- China has been stealing data, including DNA files, to advance its economic, security, and foreign-policy goals, the US government says in a recent report.
- China's acquisition of healthcare data is ostensibly part of an effort to become the global leader in biotechnology and medicine.
- But that DNA data, which is like a biological ID, could allow China to target political opponents, foreign spies, and even its own citizens.
- See more stories on Insider's business page.
In February, the National Counterintelligence and Security Center (NCSC) released an unclassified version of its report on Chinese intelligence efforts against US citizens.
The report provides a scathing breakdown of how China has been stealing data, including DNA files, which are like a biological ID of your health data and medical background, to pursue its economic, security, and foreign-policy goals.
On the face of it, China is using legally and illegally acquired healthcare data as part of an effort to become the global leader in biotechnology and medicine. But that data theft reflects a more sinister ambition.
In addition to financial gains, China is using stolen data to target dissidents, foreign intelligence officers, and even its own citizens, including ones spying on their government.
In data, China sees control; in control, it sees security.
Who's Big Brother?
Beijing's focus on data and the creation of a security state where every movement, interaction, and transaction are monitored makes George Orwell's "Big Brother" look like a petty amateur.
China's interest in stolen data isn't new, but it was only in the early 2010s that it ramped up its data-collection efforts. Around that time, the Chinese security services discovered just how deep US intelligence had penetrated China's security and military apparatuses.
The Chinese government's interest in data exceeds traditional security norms. For example, in 2015, the US government revealed that Chinese hackers broke into the US Office of Personnel Management (OPM) and stole sensitive data - including security background forms, fingerprint records, and health and financial data - from millions of current and former US officials and applicants for federal jobs.
Although the OPM hack was an attempt to map out the US national-security community in general, it primarily targeted the intelligence community to determine who works there.
The purloined data compromised several former and current intelligence officers. Equally concerning is the fact that it might endanger future officers and operations and may make the future recruitment of assets inside and outside of China more difficult.
Further, the OPM data offers Chinese intelligence services ample information with which to recruit US assets through blackmail or financial enticement.
Indeed, through successive cyberattacks, China has taken hold of the personal data of much of the American population, regardless of their occupation. (Chinese firms also gather this data by investing in US companies and through partnerships with US researchers.)

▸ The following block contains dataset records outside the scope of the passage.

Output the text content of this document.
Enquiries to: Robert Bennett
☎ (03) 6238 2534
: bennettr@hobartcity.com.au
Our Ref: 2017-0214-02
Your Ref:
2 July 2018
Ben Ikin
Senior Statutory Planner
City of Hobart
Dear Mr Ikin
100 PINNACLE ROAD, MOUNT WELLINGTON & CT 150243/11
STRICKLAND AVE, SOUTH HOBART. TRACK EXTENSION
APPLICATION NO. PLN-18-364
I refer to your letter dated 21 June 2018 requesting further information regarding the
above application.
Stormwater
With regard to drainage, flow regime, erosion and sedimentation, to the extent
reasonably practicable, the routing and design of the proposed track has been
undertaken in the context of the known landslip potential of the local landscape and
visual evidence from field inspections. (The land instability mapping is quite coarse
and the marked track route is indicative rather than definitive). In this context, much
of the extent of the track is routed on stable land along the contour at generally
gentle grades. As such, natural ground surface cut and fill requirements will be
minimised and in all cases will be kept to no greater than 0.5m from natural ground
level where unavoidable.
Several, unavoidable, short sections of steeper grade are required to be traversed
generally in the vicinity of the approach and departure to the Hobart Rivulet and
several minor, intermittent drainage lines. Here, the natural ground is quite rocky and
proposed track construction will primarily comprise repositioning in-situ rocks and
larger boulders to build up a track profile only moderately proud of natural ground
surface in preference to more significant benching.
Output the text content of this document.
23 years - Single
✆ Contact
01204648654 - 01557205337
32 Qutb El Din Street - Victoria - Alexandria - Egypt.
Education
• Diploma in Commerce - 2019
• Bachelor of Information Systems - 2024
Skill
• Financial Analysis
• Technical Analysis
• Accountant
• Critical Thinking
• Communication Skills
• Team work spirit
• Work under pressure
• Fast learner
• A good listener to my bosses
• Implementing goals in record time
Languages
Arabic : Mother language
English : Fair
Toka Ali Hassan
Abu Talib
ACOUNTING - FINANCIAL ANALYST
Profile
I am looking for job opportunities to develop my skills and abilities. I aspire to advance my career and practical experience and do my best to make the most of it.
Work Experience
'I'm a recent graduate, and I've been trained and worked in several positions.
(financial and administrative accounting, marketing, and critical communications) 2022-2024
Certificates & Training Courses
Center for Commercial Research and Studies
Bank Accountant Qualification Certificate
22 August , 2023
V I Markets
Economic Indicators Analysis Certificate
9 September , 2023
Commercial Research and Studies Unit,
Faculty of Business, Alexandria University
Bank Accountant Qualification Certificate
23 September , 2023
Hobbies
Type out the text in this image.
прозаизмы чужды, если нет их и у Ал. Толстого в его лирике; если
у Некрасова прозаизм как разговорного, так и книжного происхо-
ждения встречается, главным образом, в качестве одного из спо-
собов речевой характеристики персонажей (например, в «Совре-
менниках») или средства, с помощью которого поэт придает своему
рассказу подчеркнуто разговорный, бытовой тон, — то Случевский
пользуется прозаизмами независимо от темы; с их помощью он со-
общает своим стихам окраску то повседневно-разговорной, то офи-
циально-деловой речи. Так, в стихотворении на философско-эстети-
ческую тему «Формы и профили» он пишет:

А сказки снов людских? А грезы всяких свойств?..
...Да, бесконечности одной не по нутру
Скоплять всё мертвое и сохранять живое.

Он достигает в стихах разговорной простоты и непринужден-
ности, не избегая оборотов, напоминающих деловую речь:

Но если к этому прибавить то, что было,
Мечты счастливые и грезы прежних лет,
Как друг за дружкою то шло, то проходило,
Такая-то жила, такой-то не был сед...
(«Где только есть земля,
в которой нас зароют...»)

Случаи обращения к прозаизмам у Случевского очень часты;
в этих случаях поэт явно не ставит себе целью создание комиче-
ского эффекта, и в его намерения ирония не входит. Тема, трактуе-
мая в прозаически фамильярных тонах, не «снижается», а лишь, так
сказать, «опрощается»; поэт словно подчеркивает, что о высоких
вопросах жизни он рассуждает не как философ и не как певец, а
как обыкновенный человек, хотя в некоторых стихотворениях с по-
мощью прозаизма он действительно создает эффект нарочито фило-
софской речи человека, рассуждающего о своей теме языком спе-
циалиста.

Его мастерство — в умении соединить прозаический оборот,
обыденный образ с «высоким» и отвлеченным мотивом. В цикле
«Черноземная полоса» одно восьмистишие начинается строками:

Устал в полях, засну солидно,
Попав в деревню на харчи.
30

In addition to the OPB hack, in the last decade alone China has stolen about 500 million travel and personal records from the Marriott hotel chain, 145 million financial and personal records from Equifax, and 78 million financial, healthcare, and personal records from Anthem.
While data itself used to be hard to come by, the advancement of bulk-data collection over the past 20 to 30 years has made processing, interpreting, and analyzing it in a timely fashion the bigger challenge.
In the 1990s, access to so much data didn't necessarily translate into actionable intelligence, but investments in and rapid improvements to artificial intelligence are changing that.
Different methods of categorizing and storing data won't necessarily solve the problem.
"The most [technologically] advanced security can often be bypassed using an analog [and simple] method. We've seen a number of different strategies being tossed around in the public discourse, from mounting a stronger offense to focusing almost exclusively on buffering our critical infrastructure defenses," a former Air Force officer with a background in joint special operations and intelligence told Insider.
A more aggressive cyberwarfare strategy might be the solution, and the Biden administration has indicated that it will be more active in the cyber realm.
But according to Privacy Matters, a digital security and privacy publication, there are important considerations to make before opening the Pandora's box of cyberwarfare, where there are still no established norms, even among state actors.
What about you?
According to the NCSC report, the ethnic diversity of US healthcare data, as well as that data's accessibility, makes it especially appealing to China.
China's aggressive bulk-collection strategy, especially of DNA files, poses risks for private citizens.
As the NCSC states, the loss of your DNA isn't like losing your phone or credit card. You can't replace your DNA, and its theft can affect you as well as your immediate family and relatives.
Unfortunately, the theft of financial or travel data by Chinese or Russian hackers may not concern people who aren't immediately affected. But losing your DNA is a wholly different proposition, as it's literally your biological identity and can be used to track you or to design a biological weapon tailored to you.
"Things can seem pretty helpless from an individual perspective, especially when we read headlines suggesting the NSA has had their own cyber hacking tools stolen and reused against them," the former officer said.
"We can't very well defend our financial institutions or other companies from Chinese hackers, but we can know what to do when that inevitably occurs and our personal information is leaked online (along with millions' of others)," the officer said. "All of this is to say that maintaining an understanding of your online privacy and digital security is an individual responsibility - all else is supplemental."
For a private citizen, caught in a cyber war between world powers, there are few responses to such theft. Understanding the threat and acting to safeguard the information you can beforehand is probably the best defense.